Third, am I lightheaded, do I have backache, and am I peeing more often that usual? More importantly, I should have asked, can any of these symptoms be explained by my lack of sleep, computer-hunched day-long stance or my desire to check for Flo every five minutes?

The results of my self-diagnosis were “inconclusive”.

I moved onto the next stage of humiliation. Judging by the many, many internet forums full of women getting unwanted AFs (Aunt Flos) who are TTC (trying to conceive) and sending each other “baby dust” (seriously), nobody could possibly know that my queuing up to buy a pregnancy test in Morrison’s was anything but a happy and joyous occasion following a sensible “planning a family” meeting with my supportive husband.

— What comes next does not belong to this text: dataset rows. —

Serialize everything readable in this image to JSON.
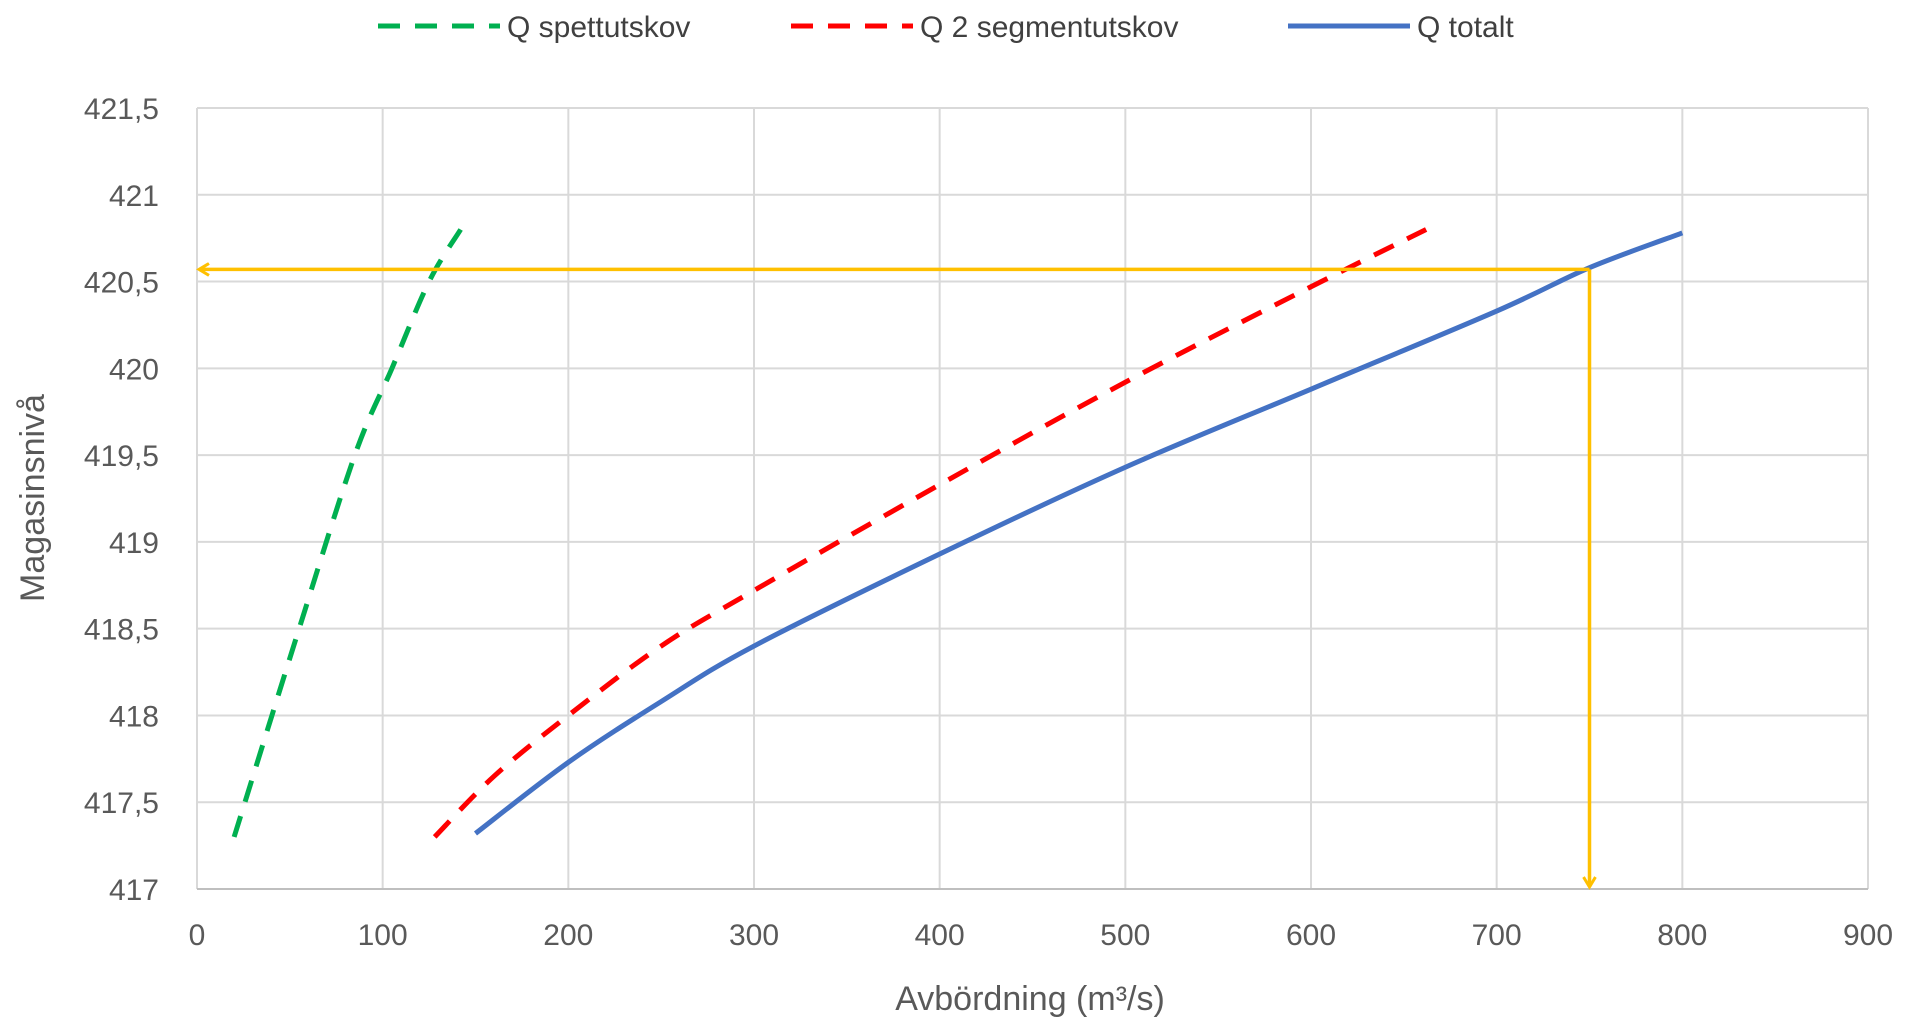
{
  "chart_data": {
    "type": "line",
    "title": "",
    "xlabel": "Avbördning (m³/s)",
    "ylabel": "Magasinsnivå",
    "xlim": [
      0,
      900
    ],
    "ylim": [
      417,
      421.5
    ],
    "x_ticks": [
      "0",
      "100",
      "200",
      "300",
      "400",
      "500",
      "600",
      "700",
      "800",
      "900"
    ],
    "y_ticks": [
      "417",
      "417,5",
      "418",
      "418,5",
      "419",
      "419,5",
      "420",
      "420,5",
      "421",
      "421,5"
    ],
    "grid": true,
    "legend_position": "top",
    "series": [
      {
        "name": "Q spettutskov",
        "color": "#00B050",
        "dash": "dashed",
        "x": [
          20,
          55,
          85,
          105,
          125,
          142
        ],
        "y": [
          417.3,
          418.5,
          419.5,
          420.0,
          420.5,
          420.8
        ]
      },
      {
        "name": "Q 2 segmentutskov",
        "color": "#FF0000",
        "dash": "dashed",
        "x": [
          128,
          160,
          200,
          250,
          300,
          400,
          500,
          600,
          662
        ],
        "y": [
          417.3,
          417.65,
          418.0,
          418.4,
          418.72,
          419.33,
          419.92,
          420.47,
          420.8
        ]
      },
      {
        "name": "Q totalt",
        "color": "#4472C4",
        "dash": "solid",
        "x": [
          150,
          200,
          250,
          300,
          400,
          500,
          600,
          700,
          750,
          800
        ],
        "y": [
          417.32,
          417.73,
          418.08,
          418.4,
          418.93,
          419.43,
          419.88,
          420.33,
          420.58,
          420.78
        ]
      }
    ],
    "annotations": [
      {
        "type": "reading-arrows",
        "color": "#FFC000",
        "x": 750,
        "y": 420.57
      }
    ]
  }
}
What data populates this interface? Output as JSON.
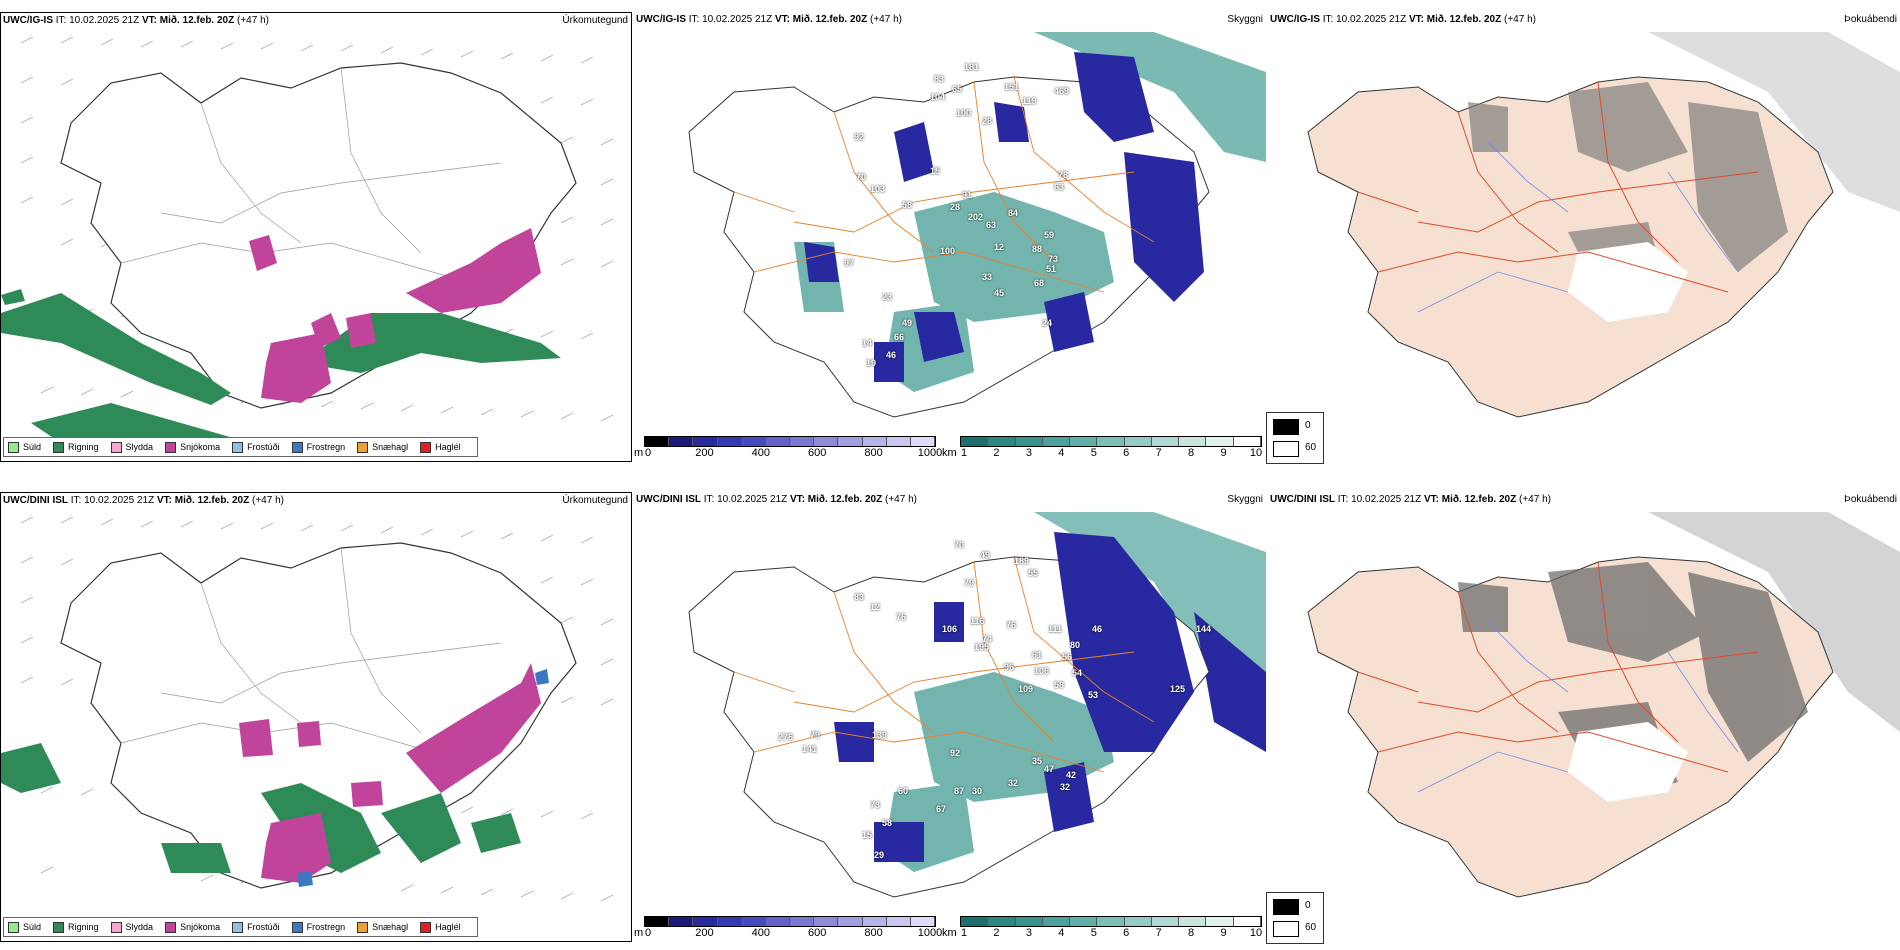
{
  "rows": [
    {
      "model": "UWC/IG-IS",
      "it_label": "IT:",
      "it_value": "10.02.2025 21Z",
      "vt_label": "VT:",
      "vt_value": "Mið. 12.feb. 20Z",
      "lead": "(+47 h)",
      "cloud_labels": [
        "181",
        "83",
        "65",
        "151",
        "469",
        "104",
        "119",
        "100",
        "28",
        "92",
        "70",
        "103",
        "15",
        "78",
        "63",
        "91",
        "58",
        "28",
        "202",
        "84",
        "63",
        "59",
        "88",
        "73",
        "97",
        "100",
        "12",
        "51",
        "33",
        "68",
        "45",
        "23",
        "49",
        "24",
        "66",
        "46",
        "19",
        "14"
      ]
    },
    {
      "model": "UWC/DINI ISL",
      "it_label": "IT:",
      "it_value": "10.02.2025 21Z",
      "vt_label": "VT:",
      "vt_value": "Mið. 12.feb. 20Z",
      "lead": "(+47 h)",
      "cloud_labels": [
        "70",
        "49",
        "189",
        "55",
        "79",
        "83",
        "12",
        "76",
        "116",
        "106",
        "76",
        "111",
        "46",
        "144",
        "74",
        "195",
        "80",
        "56",
        "61",
        "96",
        "106",
        "54",
        "58",
        "109",
        "53",
        "125",
        "276",
        "79",
        "139",
        "141",
        "92",
        "35",
        "47",
        "42",
        "32",
        "32",
        "60",
        "87",
        "30",
        "73",
        "67",
        "15",
        "29",
        "58"
      ]
    }
  ],
  "panel_titles": {
    "precip": "Úrkomutegund",
    "cloud": "Skyggni",
    "fog": "Þokuábendi"
  },
  "precip_legend": [
    {
      "label": "Súld",
      "color": "#90ee90"
    },
    {
      "label": "Rigning",
      "color": "#2e8b57"
    },
    {
      "label": "Slydda",
      "color": "#f4a6d0"
    },
    {
      "label": "Snjókoma",
      "color": "#c0449a"
    },
    {
      "label": "Frostúði",
      "color": "#8fbce8"
    },
    {
      "label": "Frostregn",
      "color": "#3a78c2"
    },
    {
      "label": "Snæhagl",
      "color": "#f0a030"
    },
    {
      "label": "Haglél",
      "color": "#e02020"
    }
  ],
  "cbar_m": {
    "unit": "m",
    "ticks": [
      "0",
      "200",
      "400",
      "600",
      "800",
      "1000"
    ],
    "colors": [
      "#000000",
      "#1a1a7a",
      "#2a2a9a",
      "#3838b0",
      "#4a4ac0",
      "#6262c8",
      "#7878d0",
      "#8c8cd8",
      "#a0a0e0",
      "#b4b4e8",
      "#c8c8f0",
      "#dcdcf8"
    ]
  },
  "cbar_km": {
    "unit": "km",
    "ticks": [
      "1",
      "2",
      "3",
      "4",
      "5",
      "6",
      "7",
      "8",
      "9",
      "10"
    ],
    "colors": [
      "#1f6f6a",
      "#2e8680",
      "#3a948d",
      "#4aa39b",
      "#62b1a9",
      "#7cbfb7",
      "#96cbc4",
      "#b0d8d2",
      "#cae5e0",
      "#e4f2ef",
      "#ffffff"
    ]
  },
  "fog_box": {
    "top": "0",
    "bottom": "60"
  },
  "colors": {
    "rain": "#2e8b57",
    "snow": "#c0449a",
    "cloud_low": "#2828a0",
    "cloud_teal": "#5aa8a0",
    "roads": "#e8802a",
    "land_fog": "#f5e0d2",
    "fog_roads": "#e04a2a",
    "fog_rivers": "#7a8ae8"
  }
}
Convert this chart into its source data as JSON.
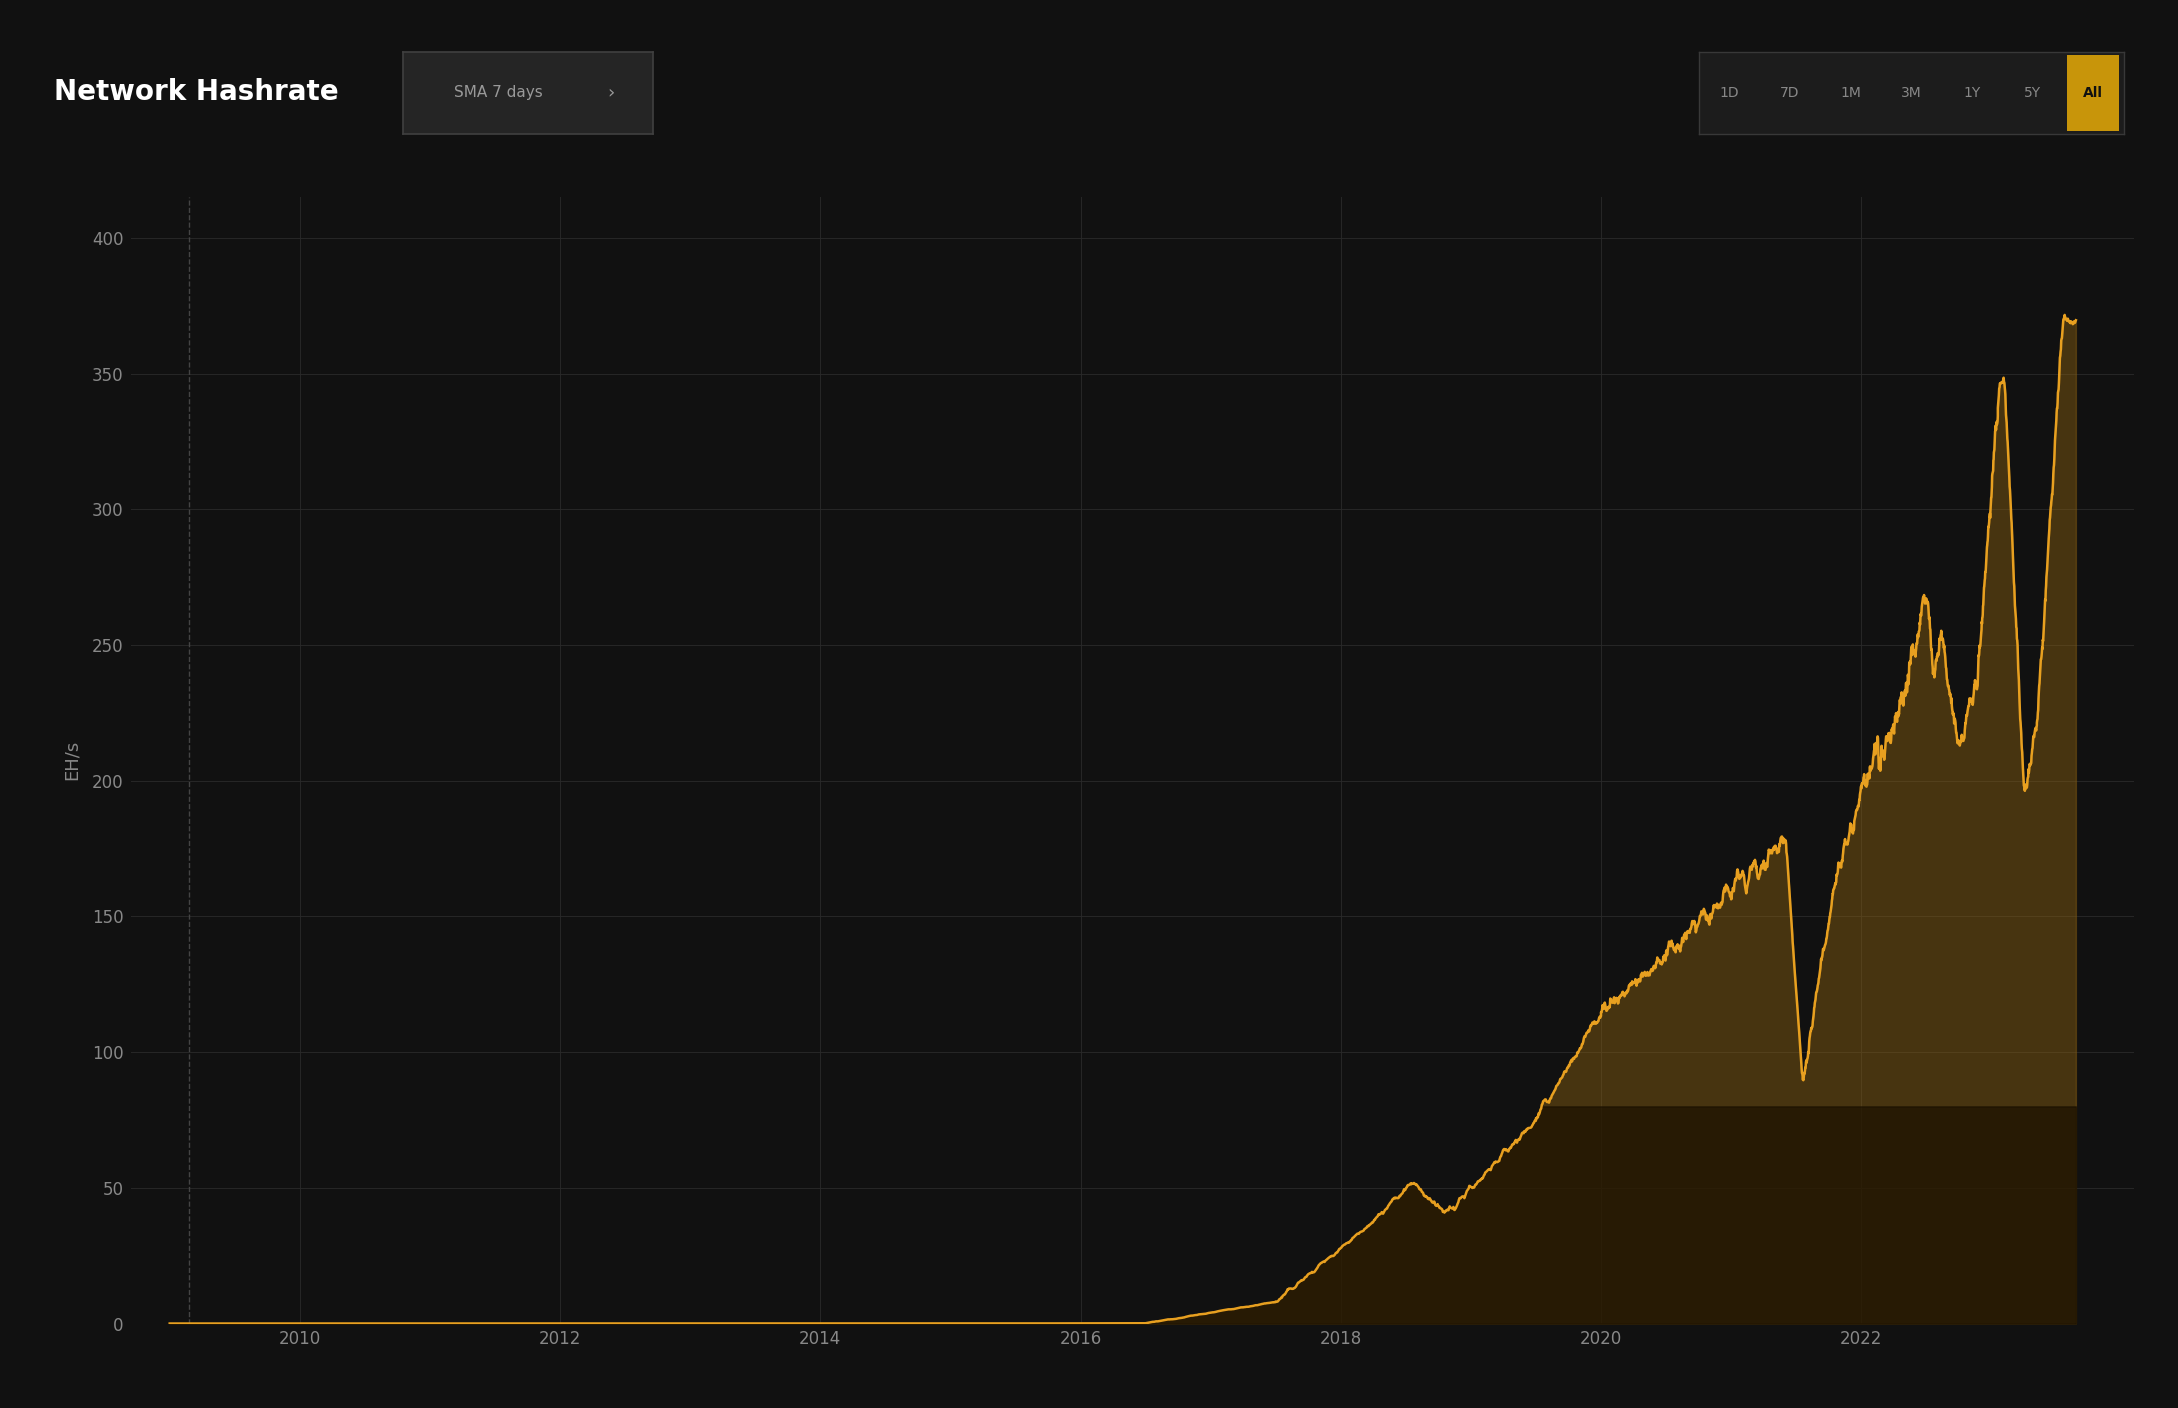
{
  "title": "Network Hashrate",
  "subtitle": "SMA 7 days",
  "ylabel": "EH/s",
  "background_color": "#111111",
  "grid_color": "#2a2a2a",
  "line_color": "#e8a020",
  "yticks": [
    0,
    50,
    100,
    150,
    200,
    250,
    300,
    350,
    400
  ],
  "ylim": [
    0,
    415
  ],
  "xlim_start": 2008.7,
  "xlim_end": 2024.1,
  "xtick_labels": [
    "2010",
    "2012",
    "2014",
    "2016",
    "2018",
    "2020",
    "2022"
  ],
  "xtick_positions": [
    2010,
    2012,
    2014,
    2016,
    2018,
    2020,
    2022
  ],
  "time_buttons": [
    "1D",
    "7D",
    "1M",
    "3M",
    "1Y",
    "5Y",
    "All"
  ],
  "active_button": "All",
  "title_fontsize": 20,
  "axis_fontsize": 13,
  "tick_fontsize": 12,
  "tick_color": "#888888",
  "dashed_vline_x": 2009.15
}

However, somehow they all knew the truth. They knew that I didn’t really need toothpaste, grapes and a packet of Pringles. They could tell what hid beneath my baked beans on the conveyer belt. They knew I was another statistic waiting for my turn on Jeremy Kyle. “I take it you want a bag?” the check-out girl sympathetically asked.

And then there is the bit where you pee on a stick. By now, having convinced myself of the inappropriateness of my potential condition, feeling like a naughty teenager, I concentrated too hard on peeing right and splashed my hand, and the results window. Then I’d lost count – did I pee for more than five seconds? Whatever the test says now, I thought, it would almost certainly be wrong. If it said negative, it would be positive, and eight months later I’d give birth to a chain-smoking, drunk in a train station loo.

So to the shops I went to buy another test, unsure of whether I was now being judged more for failing to pee correctly or failing to use contraception.

Starting to care less what the result was so long as I never had to go to Morrison’s again, I retested.

The test was negative.

A sigh of relief was enjoyed by all, for about a minute until the fear crept in: why aren’t I pregnant? What’s wrong with me?

At least this neurosis can be soothed with a full-bodied Shiraz and a long menthol fag. Oh sweet life, welcome back!